Cloud seeding sought to feed dams
DAGUPAN CITY, Philippines—A group of farmers and agriculture sector players said it would ask the Department of Agriculture to resort to cloud seeding over Agno River basin if water level at the reservoir of San Roque Dam in San Manuel town continued to drop in the next seven days.
Rosendo So, head of the group Samahang Industriya ng Agrikultura (Sinag), said at the rate the dam’s water level had been falling in the past few days, it may soon hit its critical level.
He said that although parts of Pangasinan and Benguet provinces have been experiencing heavy rains in the past days, these have not increased the level of water in the dam’s reservoir.
Agno River basin covers an area of 5,809.3 square kilometers, half of which is a watershed in the Cordillera mountains in Benguet.
At 6 a.m. on Wednesday, the dam’s water elevation was 238.04 meters above sea level (masl), which was 26 centimeters lower than the 238.30 masl recorded the previous day.
Virgilio Garcia, a hydrologist and chief of National Power Corp.’s Agno River flood forecasting and warning system, said at its present level, the dam still has enough water for power generation and irrigation.
The dam generates electricity for San Roque Power Corp. which it supplies to the Luzon power grid during peak hours.
The water used in power generation is released and saved in a reregulating pond below the dam’s spillway gates that in turn irrigates some 20,000 hectares of farms in the province.
Garcia said the dam’s water level was still more than 13 meters above its critical level of 225 masl. The dam recorded its lowest water level in 2007, when it dropped to 225.42 masl.
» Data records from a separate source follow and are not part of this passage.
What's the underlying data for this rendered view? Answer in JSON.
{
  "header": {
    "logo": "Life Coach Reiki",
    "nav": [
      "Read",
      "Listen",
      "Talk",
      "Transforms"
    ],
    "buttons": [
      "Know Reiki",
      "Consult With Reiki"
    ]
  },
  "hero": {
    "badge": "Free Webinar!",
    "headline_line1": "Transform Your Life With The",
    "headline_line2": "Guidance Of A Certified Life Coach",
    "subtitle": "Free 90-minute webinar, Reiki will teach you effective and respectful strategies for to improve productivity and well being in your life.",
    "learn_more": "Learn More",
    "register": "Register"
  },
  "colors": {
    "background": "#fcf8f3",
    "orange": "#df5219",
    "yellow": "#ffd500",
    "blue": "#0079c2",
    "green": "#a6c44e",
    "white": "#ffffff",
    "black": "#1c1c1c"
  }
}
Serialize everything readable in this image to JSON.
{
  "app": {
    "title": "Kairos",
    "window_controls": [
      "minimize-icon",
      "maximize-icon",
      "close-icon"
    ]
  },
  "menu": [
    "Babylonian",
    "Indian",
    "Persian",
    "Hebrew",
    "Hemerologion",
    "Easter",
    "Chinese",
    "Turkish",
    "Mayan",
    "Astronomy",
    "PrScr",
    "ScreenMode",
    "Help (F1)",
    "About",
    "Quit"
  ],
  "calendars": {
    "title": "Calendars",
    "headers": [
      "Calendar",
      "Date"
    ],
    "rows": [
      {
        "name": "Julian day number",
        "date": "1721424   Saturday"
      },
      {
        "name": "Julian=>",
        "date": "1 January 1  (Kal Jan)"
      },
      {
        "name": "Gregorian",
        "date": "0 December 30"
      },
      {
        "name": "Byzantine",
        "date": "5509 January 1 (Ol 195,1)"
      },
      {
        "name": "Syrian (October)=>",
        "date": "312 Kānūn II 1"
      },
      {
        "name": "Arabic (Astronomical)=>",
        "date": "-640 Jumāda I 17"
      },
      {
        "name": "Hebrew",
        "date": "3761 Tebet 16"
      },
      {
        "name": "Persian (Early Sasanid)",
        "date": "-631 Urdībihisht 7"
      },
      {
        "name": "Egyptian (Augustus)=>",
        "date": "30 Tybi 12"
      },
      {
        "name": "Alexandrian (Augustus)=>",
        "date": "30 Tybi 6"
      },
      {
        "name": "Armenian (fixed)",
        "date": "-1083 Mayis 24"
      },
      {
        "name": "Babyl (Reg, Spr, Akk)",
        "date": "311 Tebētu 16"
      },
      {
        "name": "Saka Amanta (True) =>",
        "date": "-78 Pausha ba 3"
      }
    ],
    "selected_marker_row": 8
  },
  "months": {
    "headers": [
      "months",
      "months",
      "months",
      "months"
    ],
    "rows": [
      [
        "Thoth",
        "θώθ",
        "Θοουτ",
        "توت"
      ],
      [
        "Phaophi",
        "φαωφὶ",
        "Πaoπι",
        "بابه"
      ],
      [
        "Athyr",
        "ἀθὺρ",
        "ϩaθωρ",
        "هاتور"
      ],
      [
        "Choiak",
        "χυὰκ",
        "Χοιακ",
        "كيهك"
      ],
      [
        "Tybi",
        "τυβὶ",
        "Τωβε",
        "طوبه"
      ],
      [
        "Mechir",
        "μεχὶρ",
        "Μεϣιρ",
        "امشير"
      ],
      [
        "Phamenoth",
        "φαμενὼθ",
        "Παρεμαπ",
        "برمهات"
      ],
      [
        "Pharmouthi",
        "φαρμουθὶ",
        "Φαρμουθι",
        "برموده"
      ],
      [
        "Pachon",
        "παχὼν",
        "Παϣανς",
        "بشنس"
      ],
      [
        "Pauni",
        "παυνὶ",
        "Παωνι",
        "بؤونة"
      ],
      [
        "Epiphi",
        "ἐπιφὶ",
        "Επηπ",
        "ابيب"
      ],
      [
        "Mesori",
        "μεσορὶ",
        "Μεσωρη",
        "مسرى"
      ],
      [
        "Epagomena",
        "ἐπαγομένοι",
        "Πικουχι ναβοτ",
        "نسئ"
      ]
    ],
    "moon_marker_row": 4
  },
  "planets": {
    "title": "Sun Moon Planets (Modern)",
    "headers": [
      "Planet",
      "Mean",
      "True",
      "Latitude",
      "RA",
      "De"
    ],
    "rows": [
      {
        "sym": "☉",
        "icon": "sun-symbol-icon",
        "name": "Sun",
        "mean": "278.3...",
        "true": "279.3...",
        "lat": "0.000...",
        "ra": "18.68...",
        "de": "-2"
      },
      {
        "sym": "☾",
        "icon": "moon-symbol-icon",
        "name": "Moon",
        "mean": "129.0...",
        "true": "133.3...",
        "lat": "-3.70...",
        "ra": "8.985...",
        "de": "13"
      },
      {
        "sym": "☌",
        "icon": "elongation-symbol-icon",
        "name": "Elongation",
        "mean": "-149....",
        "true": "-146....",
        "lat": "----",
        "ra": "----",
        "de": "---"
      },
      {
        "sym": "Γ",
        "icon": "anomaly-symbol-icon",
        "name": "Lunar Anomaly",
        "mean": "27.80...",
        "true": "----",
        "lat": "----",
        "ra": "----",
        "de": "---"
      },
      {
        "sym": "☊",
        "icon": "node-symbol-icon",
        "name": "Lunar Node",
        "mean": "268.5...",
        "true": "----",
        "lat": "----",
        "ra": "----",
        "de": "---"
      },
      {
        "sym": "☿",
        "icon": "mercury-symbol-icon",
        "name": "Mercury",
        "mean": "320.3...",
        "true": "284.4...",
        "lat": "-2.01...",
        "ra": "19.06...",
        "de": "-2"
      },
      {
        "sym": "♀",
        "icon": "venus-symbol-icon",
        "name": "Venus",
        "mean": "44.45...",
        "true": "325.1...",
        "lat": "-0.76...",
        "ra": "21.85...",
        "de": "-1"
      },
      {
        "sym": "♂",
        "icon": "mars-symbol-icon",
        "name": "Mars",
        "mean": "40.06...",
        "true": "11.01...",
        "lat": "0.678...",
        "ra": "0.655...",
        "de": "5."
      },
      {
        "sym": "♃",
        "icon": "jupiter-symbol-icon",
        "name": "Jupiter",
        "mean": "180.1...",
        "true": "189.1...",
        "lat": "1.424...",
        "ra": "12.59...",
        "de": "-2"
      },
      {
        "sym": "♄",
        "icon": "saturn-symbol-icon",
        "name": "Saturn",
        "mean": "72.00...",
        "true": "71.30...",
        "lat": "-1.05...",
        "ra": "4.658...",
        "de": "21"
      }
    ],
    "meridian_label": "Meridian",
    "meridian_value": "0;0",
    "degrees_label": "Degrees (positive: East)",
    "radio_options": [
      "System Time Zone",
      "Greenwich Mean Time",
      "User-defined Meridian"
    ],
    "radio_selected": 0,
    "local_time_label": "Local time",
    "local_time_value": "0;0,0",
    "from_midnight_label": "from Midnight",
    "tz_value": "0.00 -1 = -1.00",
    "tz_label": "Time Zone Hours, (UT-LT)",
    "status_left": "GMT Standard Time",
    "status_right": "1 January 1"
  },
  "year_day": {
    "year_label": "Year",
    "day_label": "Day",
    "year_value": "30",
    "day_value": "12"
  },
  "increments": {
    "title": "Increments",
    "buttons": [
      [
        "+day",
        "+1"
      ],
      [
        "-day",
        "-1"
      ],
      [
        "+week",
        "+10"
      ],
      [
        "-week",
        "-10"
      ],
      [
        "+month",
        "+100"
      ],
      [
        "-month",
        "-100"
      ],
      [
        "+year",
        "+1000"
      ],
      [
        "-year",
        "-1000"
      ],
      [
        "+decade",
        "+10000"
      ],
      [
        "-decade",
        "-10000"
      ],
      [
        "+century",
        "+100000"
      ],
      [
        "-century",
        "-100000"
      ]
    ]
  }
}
Oftociano Manalo, head of the Ilocos Region Confederation of Irrigators’ Associations, said he had recommended early “wet cropping” in drought-hit areas of Pangasinan.
Rice farmers in seven villages in the towns of Malasiqui and Sta. Barbara lost their crops to drought in March.
“We recommended this because no one is using the water from San Roque Dam now because everyone had just harvested. This will also be a chance for drought-hit farmers to recoup their losses from the drought,” Manalo said.
He said that San Roque Dam and the National Irrigation Administration officials also assured his group that there was sufficient water despite the absence of rain until the end of June.
Nestor Batalla, provincial government rice program coordinator, said that the El Niño would affect farmers whose farms depend on rains for irrigation.
“It will mean a delayed planting season for them,” said Batalla in a telephone interview. Rice planting in rain-fed areas usually begins in July.
Pangasinan, which is the country’s third rice-producing province next to Nueva Ecija and Isabela provinces, has an irrigated area of 167,389 ha and a rain-fed area of 80,146.28 ha.
Lingayen-Dagupan Archbishop Socrates Villegas had asked Catholics in Pangasinan province to pray the oratio imperata (obligatory prayer) against calamities and “invoke the protection of God against every evil and against all troubles.”
“We have been forewarned by experts and scientists that the rest of the year 2014 may be challenging months for the country bringing exceptionally strong typhoons, rains and winds. Let us turn to prayer and beg the Lord for deliverance and protection,” said Villegas in a circular posted on the archdiocese’s website.
Villegas’ appeal may have been prompted by the state weather bureau’s warning last week that with the El Niño phenomenon making its presence felt in June, there will be drier conditions, decreased rainfall and stronger storms until early next year.